Beritahu aku wanita mana yang akan menolak lamaran Dandi, biar kujabat tangannya dan bilang makasih, karena sesungguhnya Dandi milikku dan hanya untukku serta anak – anak kami.
Aku dan Dandi bukan sepasang kekasih yang candu rayuan, kami hanya dua insan yang sedapat mungkin saling memercayai dan mengasihi, secepat mungkin selalu ada untuk satu sama lain. Tak ada panggilan sayang khusus di antara kami, tak ada beb, hubby, chubby, honey, apapun itu tak ada. Panggilah cukup Af dan Dandi, itu saja cukup,apalagi jika dilafalkan dengan mesra. Satu prinsip dari Dandi, ia selalu berkata, “Aku nggak suka denger orang pacaran panggil nama aneh gitu, mendingan nanti aja pas nikah, biar lebih nyess”, aku tentu saja setuju dengan prinsipnya.

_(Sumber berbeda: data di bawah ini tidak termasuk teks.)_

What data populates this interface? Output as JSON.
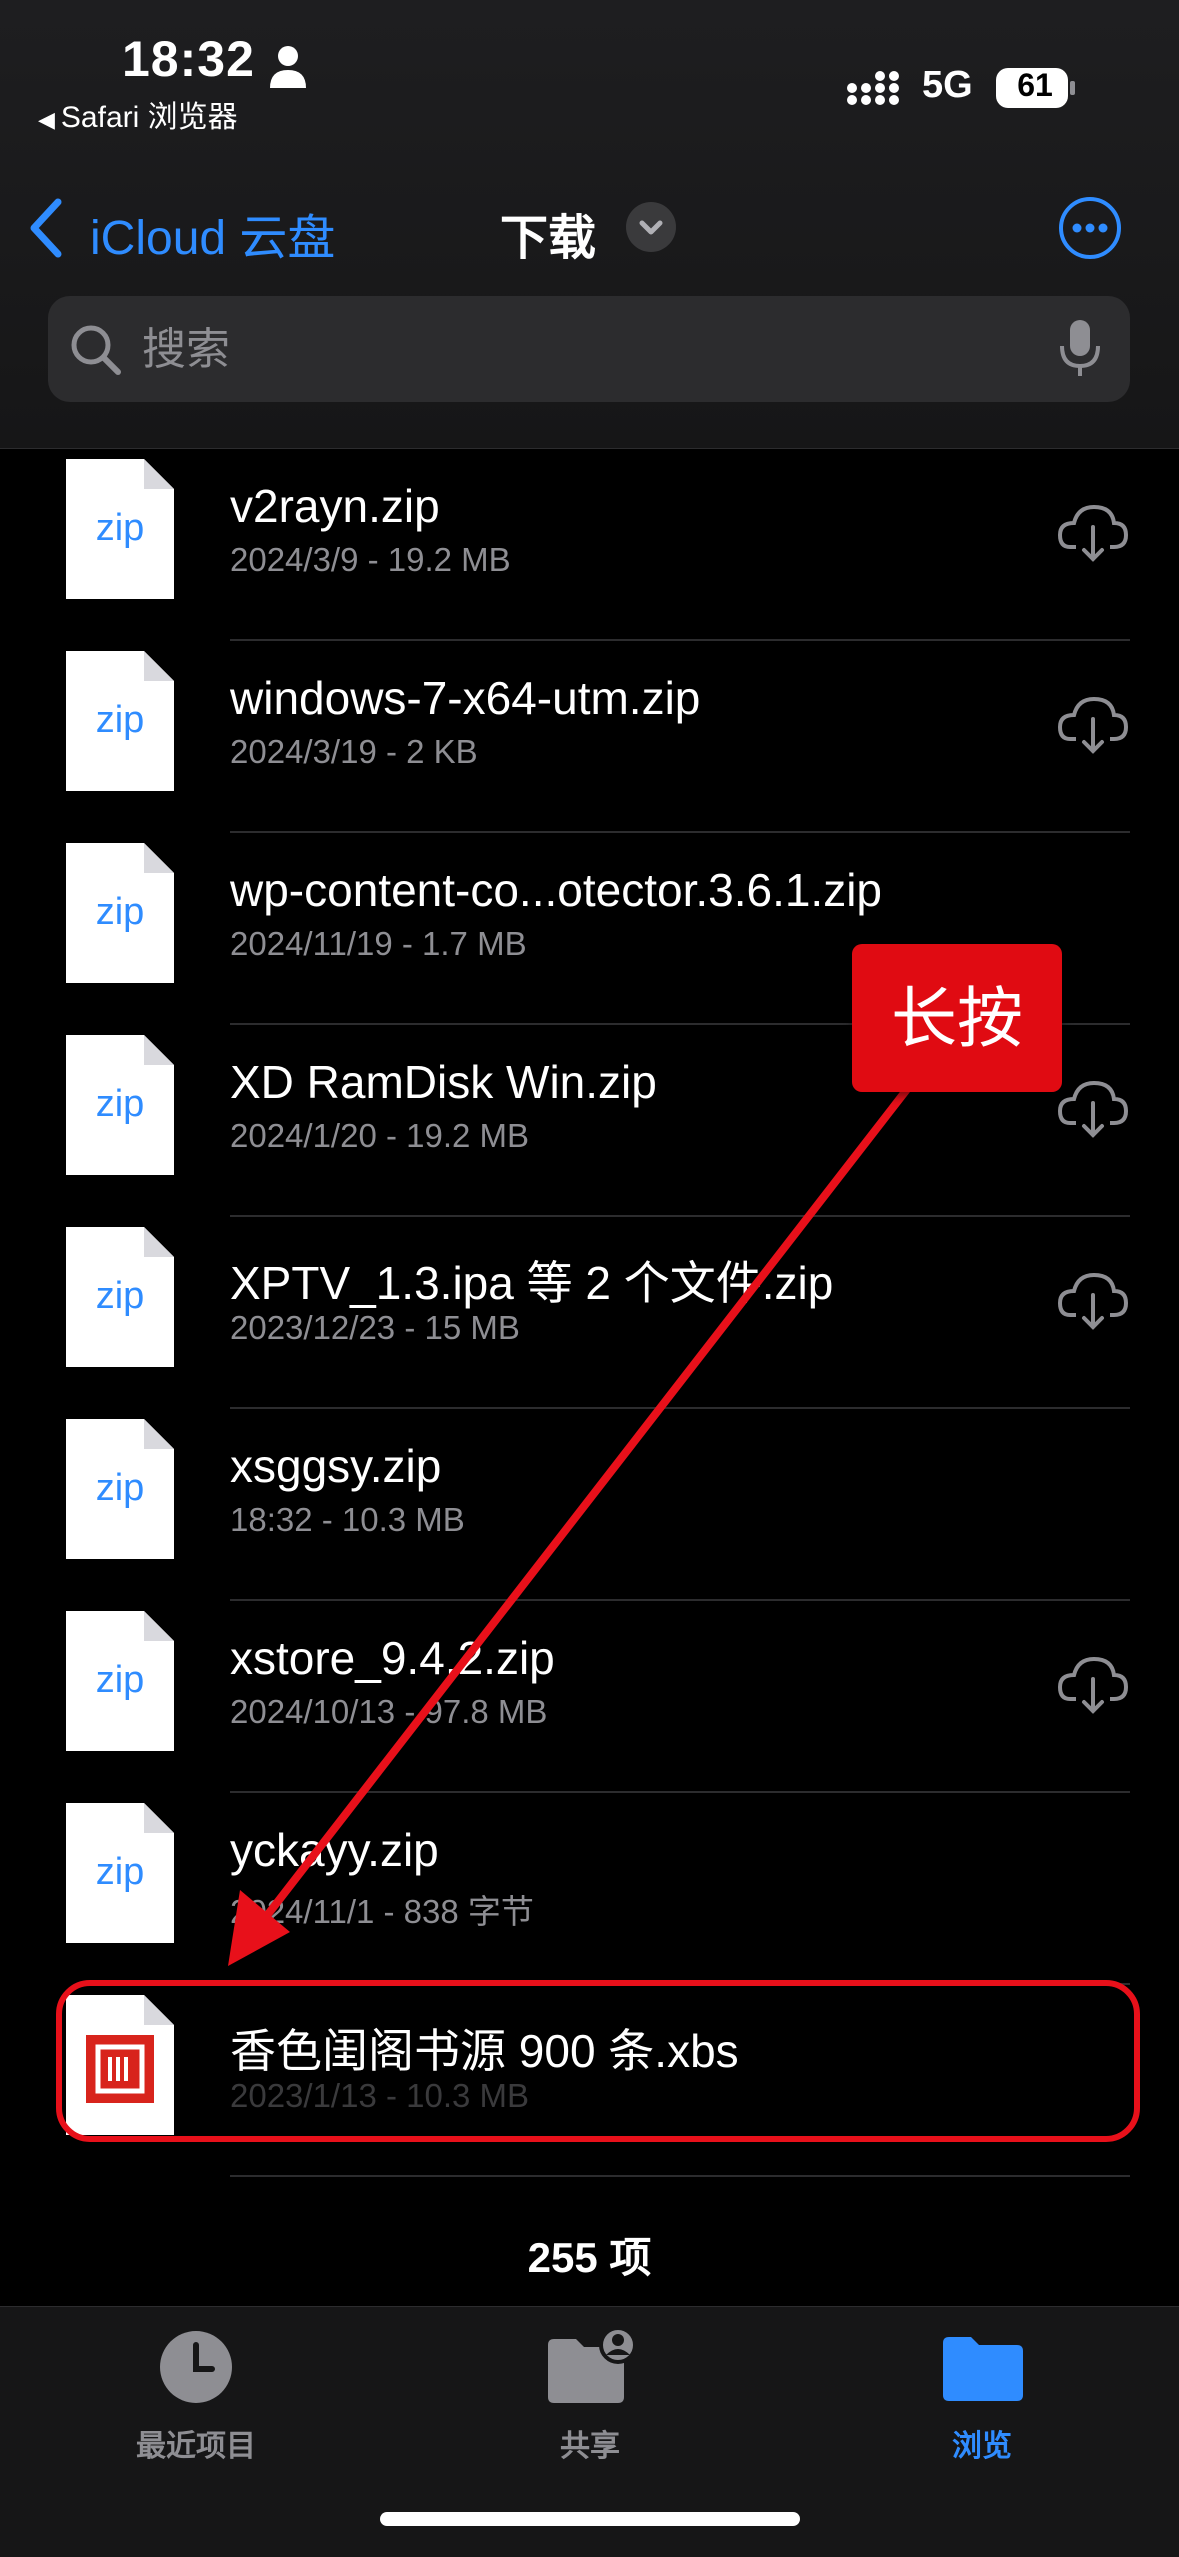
{
  "status_bar": {
    "time": "18:32",
    "back_app": "Safari 浏览器",
    "network": "5G",
    "battery": "61"
  },
  "nav": {
    "back_label": "iCloud 云盘",
    "title": "下载"
  },
  "search": {
    "placeholder": "搜索"
  },
  "files": [
    {
      "thumb": "zip",
      "name": "v2rayn.zip",
      "meta": "2024/3/9 - 19.2 MB",
      "cloud": true
    },
    {
      "thumb": "zip",
      "name": "windows-7-x64-utm.zip",
      "meta": "2024/3/19 - 2 KB",
      "cloud": true
    },
    {
      "thumb": "zip",
      "name": "wp-content-co...otector.3.6.1.zip",
      "meta": "2024/11/19 - 1.7 MB",
      "cloud": false
    },
    {
      "thumb": "zip",
      "name": "XD RamDisk Win.zip",
      "meta": "2024/1/20 - 19.2 MB",
      "cloud": true
    },
    {
      "thumb": "zip",
      "name": "XPTV_1.3.ipa 等 2 个文件.zip",
      "meta": "2023/12/23 - 15 MB",
      "cloud": true
    },
    {
      "thumb": "zip",
      "name": "xsggsy.zip",
      "meta": "18:32 - 10.3 MB",
      "cloud": false
    },
    {
      "thumb": "zip",
      "name": "xstore_9.4.2.zip",
      "meta": "2024/10/13 - 97.8 MB",
      "cloud": true
    },
    {
      "thumb": "zip",
      "name": "yckayy.zip",
      "meta": "2024/11/1 - 838 字节",
      "cloud": false
    },
    {
      "thumb": "xbs",
      "name": "香色闺阁书源 900 条.xbs",
      "meta": "2023/1/13 - 10.3 MB",
      "cloud": false
    }
  ],
  "item_count": "255 项",
  "annotation": {
    "callout": "长按"
  },
  "tabs": [
    {
      "label": "最近项目",
      "icon": "clock-icon",
      "active": false
    },
    {
      "label": "共享",
      "icon": "shared-folder-icon",
      "active": false
    },
    {
      "label": "浏览",
      "icon": "folder-icon",
      "active": true
    }
  ],
  "colors": {
    "accent": "#2f8cff",
    "annotation_red": "#e8101a",
    "secondary_text": "#8e8e93"
  }
}
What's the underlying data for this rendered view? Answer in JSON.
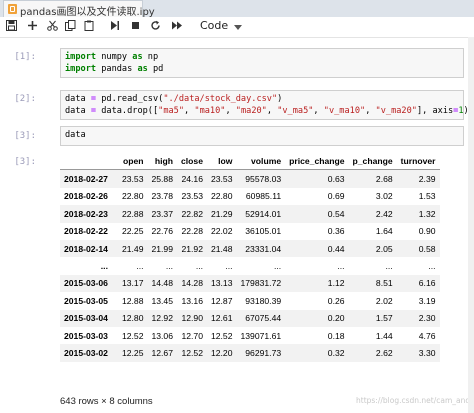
{
  "tab": {
    "title": "pandas画图以及文件读取.ipy"
  },
  "toolbar": {
    "celltype": "Code",
    "icons": [
      "save-icon",
      "add-cell-icon",
      "cut-icon",
      "copy-icon",
      "paste-icon",
      "run-icon",
      "stop-icon",
      "restart-icon",
      "fast-forward-icon",
      "chevron-down-icon"
    ]
  },
  "cells": [
    {
      "prompt": "[1]:"
    },
    {
      "prompt": "[2]:"
    },
    {
      "prompt": "[3]:",
      "code": "data"
    }
  ],
  "output": {
    "prompt": "[3]:",
    "columns": [
      "open",
      "high",
      "close",
      "low",
      "volume",
      "price_change",
      "p_change",
      "turnover"
    ],
    "rows": [
      {
        "index": "2018-02-27",
        "values": [
          "23.53",
          "25.88",
          "24.16",
          "23.53",
          "95578.03",
          "0.63",
          "2.68",
          "2.39"
        ]
      },
      {
        "index": "2018-02-26",
        "values": [
          "22.80",
          "23.78",
          "23.53",
          "22.80",
          "60985.11",
          "0.69",
          "3.02",
          "1.53"
        ]
      },
      {
        "index": "2018-02-23",
        "values": [
          "22.88",
          "23.37",
          "22.82",
          "21.29",
          "52914.01",
          "0.54",
          "2.42",
          "1.32"
        ]
      },
      {
        "index": "2018-02-22",
        "values": [
          "22.25",
          "22.76",
          "22.28",
          "22.02",
          "36105.01",
          "0.36",
          "1.64",
          "0.90"
        ]
      },
      {
        "index": "2018-02-14",
        "values": [
          "21.49",
          "21.99",
          "21.92",
          "21.48",
          "23331.04",
          "0.44",
          "2.05",
          "0.58"
        ]
      },
      {
        "index": "...",
        "values": [
          "...",
          "...",
          "...",
          "...",
          "...",
          "...",
          "...",
          "..."
        ]
      },
      {
        "index": "2015-03-06",
        "values": [
          "13.17",
          "14.48",
          "14.28",
          "13.13",
          "179831.72",
          "1.12",
          "8.51",
          "6.16"
        ]
      },
      {
        "index": "2015-03-05",
        "values": [
          "12.88",
          "13.45",
          "13.16",
          "12.87",
          "93180.39",
          "0.26",
          "2.02",
          "3.19"
        ]
      },
      {
        "index": "2015-03-04",
        "values": [
          "12.80",
          "12.92",
          "12.90",
          "12.61",
          "67075.44",
          "0.20",
          "1.57",
          "2.30"
        ]
      },
      {
        "index": "2015-03-03",
        "values": [
          "12.52",
          "13.06",
          "12.70",
          "12.52",
          "139071.61",
          "0.18",
          "1.44",
          "4.76"
        ]
      },
      {
        "index": "2015-03-02",
        "values": [
          "12.25",
          "12.67",
          "12.52",
          "12.20",
          "96291.73",
          "0.32",
          "2.62",
          "3.30"
        ]
      }
    ],
    "summary": "643 rows × 8 columns"
  },
  "watermark": "https://blog.csdn.net/cam_and"
}
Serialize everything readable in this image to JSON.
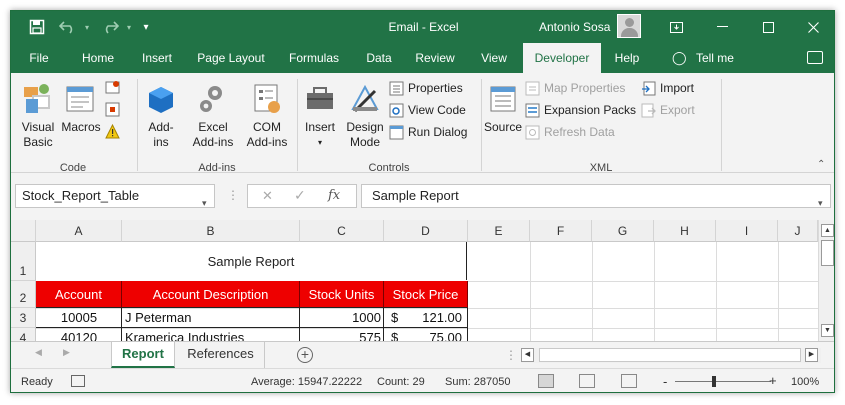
{
  "titlebar": {
    "title": "Email  -  Excel",
    "user": "Antonio Sosa",
    "qat": {
      "save": "save-icon",
      "undo": "undo-icon",
      "redo": "redo-icon",
      "customize": "customize-icon"
    },
    "controls": {
      "ribbon_display": "ribbon-display-icon",
      "minimize": "minimize-icon",
      "restore": "restore-icon",
      "close": "close-icon"
    }
  },
  "menu": {
    "tabs": [
      "File",
      "Home",
      "Insert",
      "Page Layout",
      "Formulas",
      "Data",
      "Review",
      "View",
      "Developer",
      "Help"
    ],
    "active_tab": "Developer",
    "tell_me": "Tell me"
  },
  "ribbon": {
    "code": {
      "label": "Code",
      "visual_basic": "Visual\nBasic",
      "macros": "Macros"
    },
    "addins": {
      "label": "Add-ins",
      "addins": "Add-\nins",
      "excel_addins": "Excel\nAdd-ins",
      "com_addins": "COM\nAdd-ins"
    },
    "controls": {
      "label": "Controls",
      "insert": "Insert",
      "design_mode": "Design\nMode",
      "properties": "Properties",
      "view_code": "View Code",
      "run_dialog": "Run Dialog"
    },
    "xml": {
      "label": "XML",
      "source": "Source",
      "map_properties": "Map Properties",
      "expansion_packs": "Expansion Packs",
      "refresh_data": "Refresh Data",
      "import": "Import",
      "export": "Export"
    }
  },
  "formula_bar": {
    "name_box": "Stock_Report_Table",
    "formula": "Sample Report"
  },
  "sheet": {
    "columns": [
      "A",
      "B",
      "C",
      "D",
      "E",
      "F",
      "G",
      "H",
      "I",
      "J"
    ],
    "rows": [
      "1",
      "2",
      "3",
      "4"
    ],
    "title": "Sample Report",
    "headers": [
      "Account",
      "Account Description",
      "Stock Units",
      "Stock Price"
    ],
    "data": [
      {
        "account": "10005",
        "description": "J Peterman",
        "units": "1000",
        "currency": "$",
        "price": "121.00"
      },
      {
        "account": "40120",
        "description": "Kramerica Industries",
        "units": "575",
        "currency": "$",
        "price": "75.00"
      }
    ],
    "header_color": "#ee0000"
  },
  "tabs": {
    "sheets": [
      "Report",
      "References"
    ],
    "active": "Report"
  },
  "status": {
    "ready": "Ready",
    "average": "Average: 15947.22222",
    "count": "Count: 29",
    "sum": "Sum: 287050",
    "zoom": "100%",
    "zoom_minus": "-",
    "zoom_plus": "+"
  },
  "colors": {
    "accent": "#217346"
  }
}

Jujur aku sendiri merasa risi jika dipanggil dengan istilan – istilah itu, lagipula aku sangat tidak nyaman jika kami sedang hangout lalu tiba – tiba mendengar seorang pria memanggil kekasihnya beb atau sayang lalau beerapa langkah selanjutnya aku melihat pasangan lainnya dengan beb dan sayang, pasaran.
Aku senang saat Dandi memutuskan hubungan asmara kami dan melamarku saat itu juga untuk menjadi bunbun dari anak- anaknya.
“Kamu bukan wanita biasa, aku mau kamu jadi lebih istimewa, kamu mau jadi bunbun dari anak – anakku?”
Ah, Dandi! Ia selalu berkata bahwa kelak ketika menikah nanti ia ingin memanggilku dengan panggilan bunbun, sebenarnya diambil dari kata bunda setelah dimodifikasi mengalami perubahan di sana – sini dan tanpa melakukan pergeseran makna, jadilah aku yang mengiyakan menjadi bunbun dari anak – anaknya.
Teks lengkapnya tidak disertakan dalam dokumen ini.